Vladimir Nabokov é um dos maiores escritores do século 20. Esqueça Lolita, um dos livros menos lidos e menos compreendidos da história da literatura. À parte esta obra-prima, Nabokov produziu outras, como os romances Ada ou Ardor, O Olho e Original de Laura e dezenas de romances, contos e ensaios. Tudo o que ele escreveu é prosa de alto nível, motivada pelo mais puro prazer do texto, em registros, perspectivas e temas muito variados – sem descuidar da ironia, da inventividade e do sutil trabalho de nuances, contrastes e semitons. Sem falar de que faz parte de um seleto clube literário: dos autores que são craques em mais de uma língua. Como Conrad, que partiu do polonês para o inglês, Beckett, do inglês ao francês, e Gombrowicz, do polonês ao espanhol, Nabokov escrevia o fino tanto em russo quanto em inglês.







PROPOSTA
É isso o que você vai fazer: vai contar uma história sobre um personagem que sente medo.

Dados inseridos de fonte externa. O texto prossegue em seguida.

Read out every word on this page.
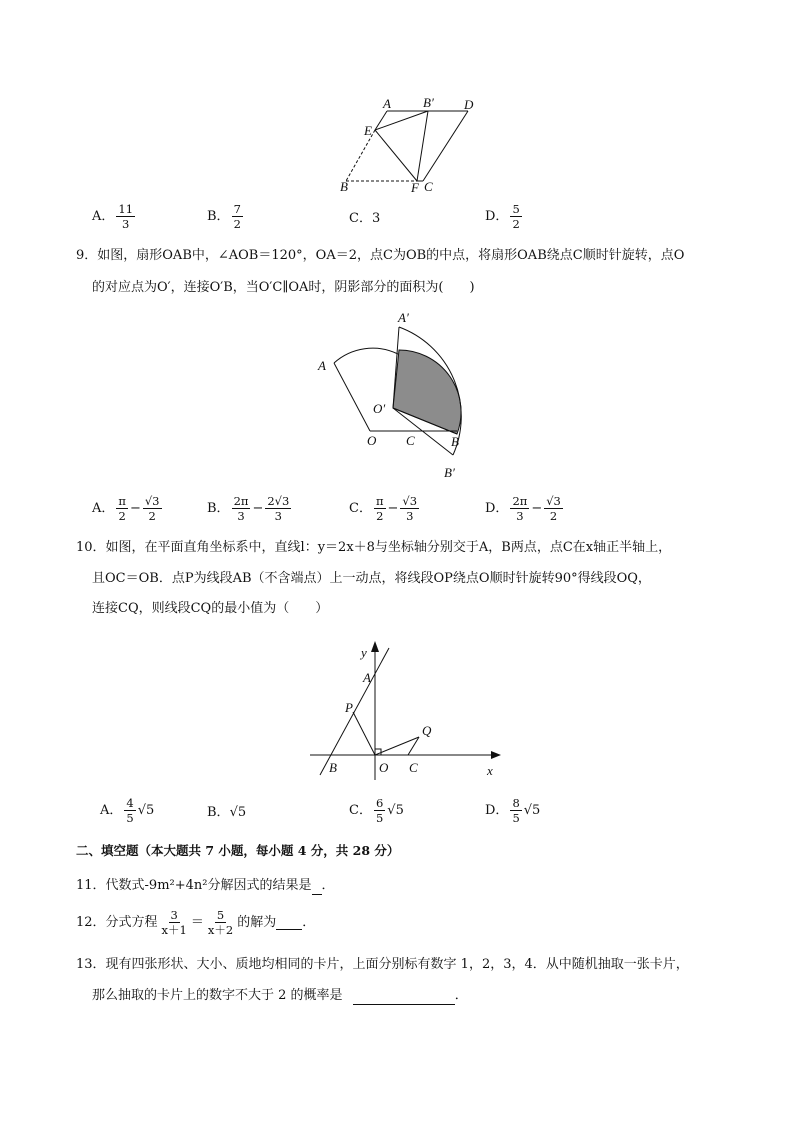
A B′ D
E
B	F C
A． $\frac{11}{3}$	B． $\frac{7}{2}$	C． 3	D． $\frac{5}{2}$
9．如图，扇形OAB中，∠AOB＝120°，OA＝2，点C为OB的中点，将扇形OAB绕点C顺时针旋转，点O
的对应点为O′，连接O′B，当O′C∥OA时，阴影部分的面积为(　　)
A′
A
O′
O C	B
B′
A． $\frac{\pi}{2} - \frac{√3}{2}$	B． $\frac{2\pi}{3} - \frac{2√3}{3}$	C． $\frac{\pi}{2} - \frac{√3}{3}$	D． $\frac{2\pi}{3} - \frac{√3}{2}$
10．如图，在平面直角坐标系中，直线l：y＝2x＋8与坐标轴分别交于A，B两点，点C在x轴正半轴上，
且OC＝OB．点P为线段AB（不含端点）上一动点，将线段OP绕点O顺时针旋转90°得线段OQ，
连接CQ，则线段CQ的最小值为（　　）
y
x
A
P
Q
B	O C
A． $\frac{4}{5} √5$	B． √5	C． $\frac{6}{5} √5$	D． $\frac{8}{5} √5$
二、填空题（本大题共 7 小题，每小题 4 分，共 28 分）
11．代数式-9m²+4n²分解因式的结果是 ．
12．分式方程 $\frac{3}{x+1} = \frac{5}{x+2}$ 的解为 ．
13．现有四张形状、大小、质地均相同的卡片，上面分别标有数字 1，2，3，4．从中随机抽取一张卡片，
那么抽取的卡片上的数字不大于 2 的概率是	．
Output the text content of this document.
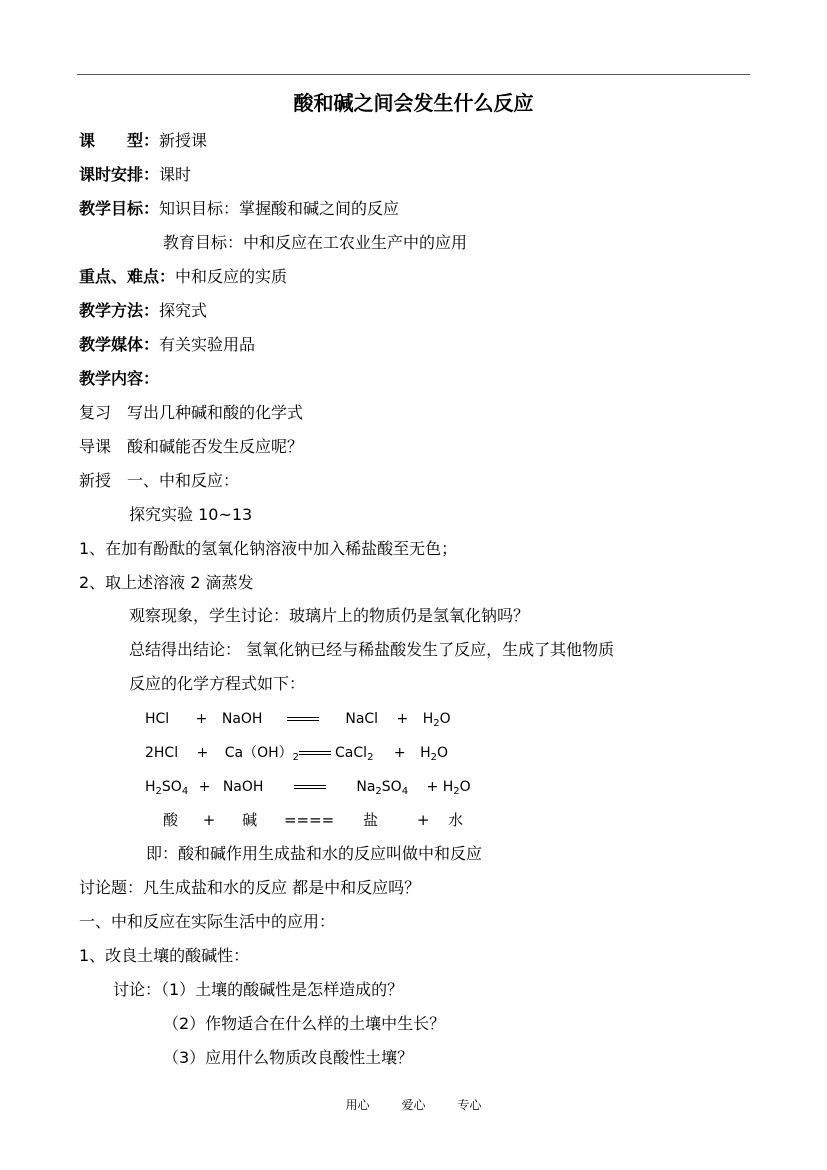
酸和碱之间会发生什么反应
课　　型：新授课
课时安排：课时
教学目标：知识目标：掌握酸和碱之间的反应
教育目标：中和反应在工农业生产中的应用
重点、难点：中和反应的实质
教学方法：探究式
教学媒体：有关实验用品
教学内容：
复习　写出几种碱和酸的化学式
导课　酸和碱能否发生反应呢？
新授　一、中和反应：
探究实验 10~13
1、在加有酚酞的氢氧化钠溶液中加入稀盐酸至无色；
2、取上述溶液 2 滴蒸发
观察现象，学生讨论：玻璃片上的物质仍是氢氧化钠吗？
总结得出结论： 氢氧化钠已经与稀盐酸发生了反应，生成了其他物质
反应的化学方程式如下：
HCl + NaOH	NaCl + $H_2O$
$2HCl + Ca(OH)_2$	CaCl$_2$ + $H_2O$
$H_2SO_4$ + NaOH	$Na_2SO_4 + H_2O$
酸 + 碱 ==== 盐	+ 水
即：酸和碱作用生成盐和水的反应叫做中和反应
讨论题：凡生成盐和水的反应 都是中和反应吗？
一、中和反应在实际生活中的应用：
1、改良土壤的酸碱性：
讨论：（1）土壤的酸碱性是怎样造成的？
（2）作物适合在什么样的土壤中生长？
（3）应用什么物质改良酸性土壤？
用心	爱心	专心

Medo de que, medo de quem? Quando ele sente medo? Quando ele começou a sentir medo? O que acontece quando ele sente medo? Outras pessoas sabem que ele sente medo? Seu medo é real ou irreal? Seu medo tem algum pé na realidade objetiva? Seu medo foi plantado por um trauma? Ou seu medo foi implantado como uma memória falsa? Ele trata seu medo? Seu medo piora conforme ele vai envelhecendo? Sua vida é transtornada por este medo? Ele se torna agressivo por conta do medo que desenvolveu? Seu medo se transforma em paranoia? Seu medo eventualmente pode ser curado?
Use cenas. Use diálogos. Mostre seu personagem. Mostre o ambiente em que ele vive. Mostre os personagens com quem ele interage.
No primeiro parágrafo, seu personagem está…
- correndo
- comendo
- dormindo
- conversando
- dirigindo
- trabalhando
- passeando
- comprando
- cuidando
- transando
…quando acontece ALGO.
E o que acontece depois?
Você pode contar na perspectiva da personagem que sente medo (na primeira pessoa) ou na perspectiva de personagens próximos ao personagem que sente medo (terceira pessoa).
Em uns 8 mil toques.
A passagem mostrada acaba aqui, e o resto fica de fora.